Three Things: Columbus Blue Jackets vs Ottawa Senators 10/28/14
Welcome to “Three things”, your recap-like-substance for Columbus Blue Jackets games. No one wants to read “this happened, then this happened” boring recaps, so instead of doing that, we’ll look at three important things from the night’s action and talk about those.
Things were okay for two periods, but after an ugly third and a couple of injuries, the night ended poorly for the Blue Jackets.
The injuries keep coming
Can the Blue Jackets maybe go a game or two without another player biting the dust and joining the injured reserve? On Tuesday night, the Jackets lost not, but two players. Defenseman James Wisniewski broke his finger and is expected to miss 1-2 weeks. And that was after Artem Anisimov was floored by an elbow from Eric Gryba. His status going forward is unknown until he’s examined later today. That’s all capped off by a fractured finger for Sergei Bobrovsky suffered in practice Monday, putting him on the injured-reserve as well.
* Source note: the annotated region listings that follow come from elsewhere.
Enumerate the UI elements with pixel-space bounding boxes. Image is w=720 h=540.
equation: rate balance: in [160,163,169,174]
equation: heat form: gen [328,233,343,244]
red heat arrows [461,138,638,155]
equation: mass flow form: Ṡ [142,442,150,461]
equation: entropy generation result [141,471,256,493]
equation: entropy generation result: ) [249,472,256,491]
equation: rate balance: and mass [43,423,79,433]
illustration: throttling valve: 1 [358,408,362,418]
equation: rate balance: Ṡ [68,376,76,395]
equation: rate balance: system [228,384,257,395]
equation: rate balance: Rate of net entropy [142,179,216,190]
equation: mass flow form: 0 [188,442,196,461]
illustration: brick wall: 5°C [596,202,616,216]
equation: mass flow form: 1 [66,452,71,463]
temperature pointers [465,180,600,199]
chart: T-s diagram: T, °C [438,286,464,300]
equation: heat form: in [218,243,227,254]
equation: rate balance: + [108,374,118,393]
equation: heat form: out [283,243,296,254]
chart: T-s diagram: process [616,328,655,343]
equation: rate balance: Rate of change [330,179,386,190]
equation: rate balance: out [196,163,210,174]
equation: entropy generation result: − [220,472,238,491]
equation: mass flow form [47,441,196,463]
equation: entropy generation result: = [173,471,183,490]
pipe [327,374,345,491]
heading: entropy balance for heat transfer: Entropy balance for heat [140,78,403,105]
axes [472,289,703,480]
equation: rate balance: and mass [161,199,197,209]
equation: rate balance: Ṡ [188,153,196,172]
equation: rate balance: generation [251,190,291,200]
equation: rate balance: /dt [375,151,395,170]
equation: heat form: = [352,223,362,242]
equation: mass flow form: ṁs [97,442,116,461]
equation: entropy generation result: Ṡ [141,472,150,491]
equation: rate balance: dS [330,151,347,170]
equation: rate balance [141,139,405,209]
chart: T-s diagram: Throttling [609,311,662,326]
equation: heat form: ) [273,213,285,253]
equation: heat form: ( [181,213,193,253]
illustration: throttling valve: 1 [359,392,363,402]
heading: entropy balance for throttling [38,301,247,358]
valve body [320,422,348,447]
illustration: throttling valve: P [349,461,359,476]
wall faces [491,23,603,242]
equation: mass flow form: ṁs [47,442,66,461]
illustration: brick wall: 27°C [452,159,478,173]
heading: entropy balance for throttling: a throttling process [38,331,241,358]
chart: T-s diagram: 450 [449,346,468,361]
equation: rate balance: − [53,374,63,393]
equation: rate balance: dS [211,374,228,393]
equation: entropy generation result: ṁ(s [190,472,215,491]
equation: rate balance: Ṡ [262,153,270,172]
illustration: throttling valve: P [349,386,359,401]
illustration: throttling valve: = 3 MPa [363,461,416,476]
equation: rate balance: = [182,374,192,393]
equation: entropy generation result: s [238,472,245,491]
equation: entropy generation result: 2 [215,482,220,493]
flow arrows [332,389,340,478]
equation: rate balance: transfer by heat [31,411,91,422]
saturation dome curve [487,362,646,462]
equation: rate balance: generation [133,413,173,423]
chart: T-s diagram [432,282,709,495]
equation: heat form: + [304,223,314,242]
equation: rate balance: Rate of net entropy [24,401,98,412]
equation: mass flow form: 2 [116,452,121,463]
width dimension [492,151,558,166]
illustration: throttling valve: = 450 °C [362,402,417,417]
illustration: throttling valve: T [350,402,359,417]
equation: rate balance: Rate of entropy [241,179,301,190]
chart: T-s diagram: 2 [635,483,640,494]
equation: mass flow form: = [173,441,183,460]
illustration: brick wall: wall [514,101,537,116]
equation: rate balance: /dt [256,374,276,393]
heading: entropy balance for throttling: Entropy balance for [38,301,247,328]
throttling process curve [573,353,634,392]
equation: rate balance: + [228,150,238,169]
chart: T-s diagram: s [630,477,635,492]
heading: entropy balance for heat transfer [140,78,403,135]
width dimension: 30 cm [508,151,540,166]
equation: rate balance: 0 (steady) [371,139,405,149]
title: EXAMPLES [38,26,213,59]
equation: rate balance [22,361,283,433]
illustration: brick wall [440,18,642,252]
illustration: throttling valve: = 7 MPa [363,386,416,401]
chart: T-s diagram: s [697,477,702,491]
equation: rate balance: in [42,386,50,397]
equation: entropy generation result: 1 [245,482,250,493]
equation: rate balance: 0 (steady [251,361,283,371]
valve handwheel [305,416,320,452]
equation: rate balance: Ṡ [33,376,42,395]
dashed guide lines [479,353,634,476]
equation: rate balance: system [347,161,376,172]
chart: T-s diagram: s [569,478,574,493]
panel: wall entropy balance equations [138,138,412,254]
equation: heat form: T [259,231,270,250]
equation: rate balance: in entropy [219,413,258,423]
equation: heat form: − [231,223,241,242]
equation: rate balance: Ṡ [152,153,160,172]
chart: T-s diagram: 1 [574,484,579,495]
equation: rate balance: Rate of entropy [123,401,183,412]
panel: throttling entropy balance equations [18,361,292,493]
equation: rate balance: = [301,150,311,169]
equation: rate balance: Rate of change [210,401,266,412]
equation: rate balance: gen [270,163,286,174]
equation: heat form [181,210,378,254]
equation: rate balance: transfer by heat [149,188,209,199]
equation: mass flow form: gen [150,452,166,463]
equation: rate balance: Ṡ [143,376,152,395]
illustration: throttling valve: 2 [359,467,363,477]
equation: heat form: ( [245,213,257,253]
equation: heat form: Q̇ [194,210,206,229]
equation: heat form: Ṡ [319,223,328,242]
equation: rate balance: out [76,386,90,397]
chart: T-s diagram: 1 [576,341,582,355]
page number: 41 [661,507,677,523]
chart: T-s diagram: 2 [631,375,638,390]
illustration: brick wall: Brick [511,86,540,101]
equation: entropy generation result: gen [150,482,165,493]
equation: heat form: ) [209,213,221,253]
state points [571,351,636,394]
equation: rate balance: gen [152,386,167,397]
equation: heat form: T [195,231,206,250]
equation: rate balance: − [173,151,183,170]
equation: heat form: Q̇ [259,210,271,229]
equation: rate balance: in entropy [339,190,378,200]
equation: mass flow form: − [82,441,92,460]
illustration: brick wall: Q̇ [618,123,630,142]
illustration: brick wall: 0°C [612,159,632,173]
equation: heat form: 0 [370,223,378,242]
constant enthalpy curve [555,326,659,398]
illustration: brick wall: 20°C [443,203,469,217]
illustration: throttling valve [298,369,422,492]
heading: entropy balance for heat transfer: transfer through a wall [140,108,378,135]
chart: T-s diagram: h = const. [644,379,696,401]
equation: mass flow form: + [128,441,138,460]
You know the story by now: these two will join Boone Jenner, Nathan Horton, Brandon Dubinsky and Matt Calvert on the shelf and that’s not even including Nick Foligno, who suffered a neck stinger over the weekend and is day-to-day.
The Blue Jackets really needed a break to just survive the rash of injuries that they faced before the year started; losing even more important pieces puts them so far behind the eight-ball they may not be able to recover.
Struggle to finish
For the first time in a few games, the Jackets actually go out to a positive start by scoring first; a power play goal from David Savard. Granted, they gave up that lead 1:03 later, but after starting down 2-0 in several games this year, it’s a step in the right direction.
After two, it was tied 2-2 and things were tight. But the loss of Wisniewski and Anisimov, as well as the play of Robin Lehner (36 saves) helped put the Senators ahead for good in the third. By the 11:08 mark of the third, it was over and the Sens were walking out with two points.
It’s tough to really fault the team here when they’re so shorthanded, but it’s even tougher to see two points slip away when things were tied after two periods and the team definitely needs to grab as many points as they can early while playing shorthanded. It’s going to be tough sledding until everyone starts getting back and the Jackets might not be able to come back if they start dropping more and more games.
Johansen’s streaking
Turning to something positive to close this out, it should be noted that Ryan Johansen is still on fire. He’s registered at least one point in all nine of the Jackets’ games so far this year and while that’s impressive on the surface, it’s even more impressive given the circumstances to start the year. We all know what they are: he missed training camp and the preseason due to a contract dispute, eventually joining the team before the start of the season and having his condition criticized by head coach Todd Richards.
Instead of struggling as we all expected, he’s currently tied for fifth in the NHL in scoring with names like Corey Perry, Jeff Carter, Jason Spezza and Ryan Getzlaf. Not bad company to be in. Reasonably, it can’t be expected of him to extend this thing much further; it’s hard enough to do in the NHL as it is without having to do so while half your team is on the shelf.